A rapidly growing number of legal academics and practitioners around the world are engaging in one of the largest legal futurism exercises ever endeavored–thinking about how the impacts of climate change and human responses to them will change law. Climate change presents a future of continuing changes across a wide spectrum of climate variables, everywhere, over an indefinite time horizon, with some changes producing conditions never before experienced by human civilizations. How fast and in what directions legal change might evolve under this “no-analog” future is difficult to say at this time given the uncertainty surrounding the pace and course of climate change, but many climate change scenarios have in common a number of projected impacts relevant to law. Obvious legal pressure points stemming from such impacts include rising sea levels, which will present questions of property ownership and protection along the coast, and shifting precipitation and snowmelt patterns, which will put further strain on water rights doctrine. Indeed, adaptation to these and other climate change impacts will likely spawn its own set of legal issues, as human migration and vast infusions of new infrastructure could trigger disputes over land use, environmental, and civil rights policies. Suffice it to say that it is difficult to envision a world in which adapting to climate change does not in some significant ways require the attention of legal institutions and adjustments to legislation, regulations, and common law doctrine.
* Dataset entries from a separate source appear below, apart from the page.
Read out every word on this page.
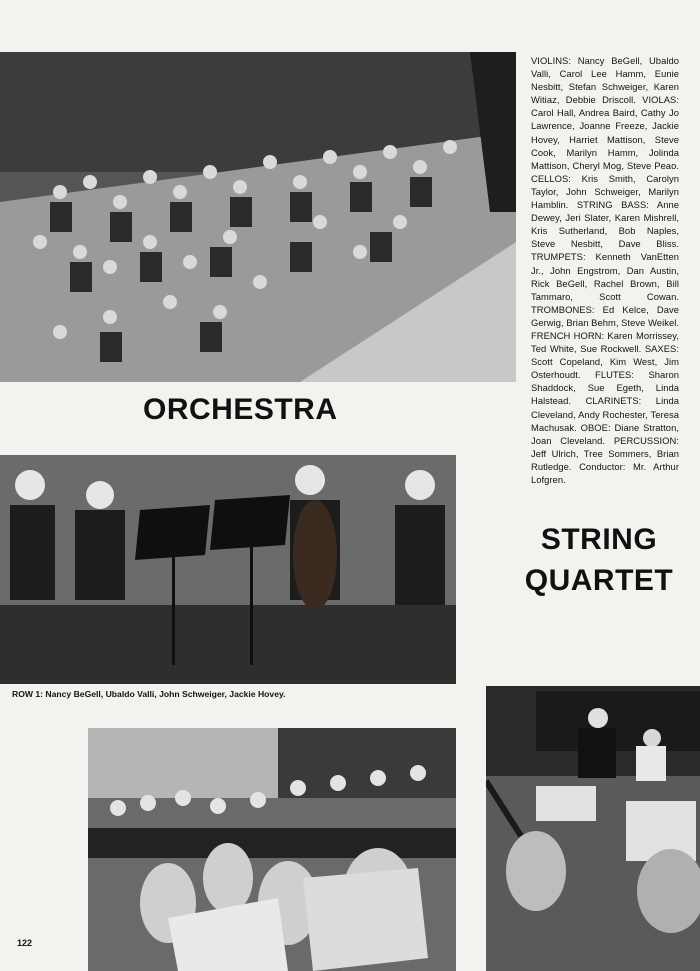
VIOLINS: Nancy BeGell, Ubaldo Valli, Carol Lee Hamm, Eunie Nesbitt, Stefan Schweiger, Karen Witiaz, Debbie Driscoll. VIOLAS: Carol Hall, Andrea Baird, Cathy Jo Lawrence, Joanne Freeze, Jackie Hovey, Harriet Mattison, Steve Cook, Marilyn Hamm, Jolinda Mattison, Cheryl Mog, Steve Peao. CELLOS: Kris Smith, Carolyn Taylor, John Schweiger, Marilyn Hamblin. STRING BASS: Anne Dewey, Jeri Slater, Karen Mishrell, Kris Sutherland, Bob Naples, Steve Nesbitt, Dave Bliss. TRUMPETS: Kenneth VanEtten Jr., John Engstrom, Dan Austin, Rick BeGell, Rachel Brown, Bill Tammaro, Scott Cowan. TROMBONES: Ed Kelce, Dave Gerwig, Brian Behm, Steve Weikel. FRENCH HORN: Karen Morrissey, Ted White, Sue Rockwell. SAXES: Scott Copeland, Kim West, Jim Osterhoudt. FLUTES: Sharon Shaddock, Sue Egeth, Linda Halstead. CLARINETS: Linda Cleveland, Andy Rochester, Teresa Machusak. OBOE: Diane Stratton, Joan Cleveland. PERCUSSION: Jeff Ulrich, Tree Sommers, Brian Rutledge. Conductor: Mr. Arthur Lofgren.
ORCHESTRA
STRING
QUARTET
ROW 1: Nancy BeGell, Ubaldo Valli, John Schweiger, Jackie Hovey.
122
The premise for examining climate change adaptation as a distinct legal subject is that climate change presents something different in a legally-relevant respect, that it is not self-evident how to treat its effects under existing doctrines or how to design new ones to manage it. Yet to date there is little actual law to be found on the subject of climate change adaptation. This should not be surprising, as climate change has only begun to have tangible effects on human populations. We’ve not had to adapt that much, yet. For the most part, therefore, what law there is on the topic is devoted mainly to looking forward by commissioning studies and planning efforts. Although there have been some substantive legal developments relating to land use controls and business regulation motivated by concerns about climate change, there has been no comprehensive approach to climate change adaptation taken in any federal, state, or local legislation or agency regulation. Similarly, a recent study David Markell of Florida State Law School and I conducted of all active and resolved matters of climate change litigation through 2010 found very few cases even remotely involving climate change adaptation—the litigation action has been dominated by claims regarding regulation or evaluation of greenhouse gas emissions. Climate change adaptation law, to say the least, is in its infancy.
Nevertheless, it is by no means too early for lawyers to be thinking about climate change adaptation as a legal challenge for their clients. It seems inevitable that private and public actors from local governments to insurance companies will begin taking adaptive measures in anticipation of climate change. Even before climate change impacts are substantially felt, in other words, there will be climate change adaptation and, with it, legal rules and standards to develop and issues to resolve.
Envisioning climate change adaptation law is an exercise in legal futurism. Lawyers must examine scenarios about future climate change impacts and human adaptation responses and ask, can the legal system as presently configured handle that, and if not, what changes are likely to be needed? Fortunately, scientists have begun building scenarios of climate change impacts, and public and private organizations have begun building scenarios of social adaptation responses, meaning lawyers already have a robust repository of material for thinking about the future of climate change adaptation law. One impressive example of how lawyers might go about doing that can be found in a new book edited by Michael Gerard of Columbia Law School and Katrina Fischer Kuh of Hofstra Law School, The Law of Adaptation to Climate Change. With contributions from leading practitioners and academics from a wide variety of fields, the volume offers a comprehensive and compact introduction to climate change adaptation law.
Over the next few weeks I will delve into some of the emerging topics of climate change adaptation law in more detail.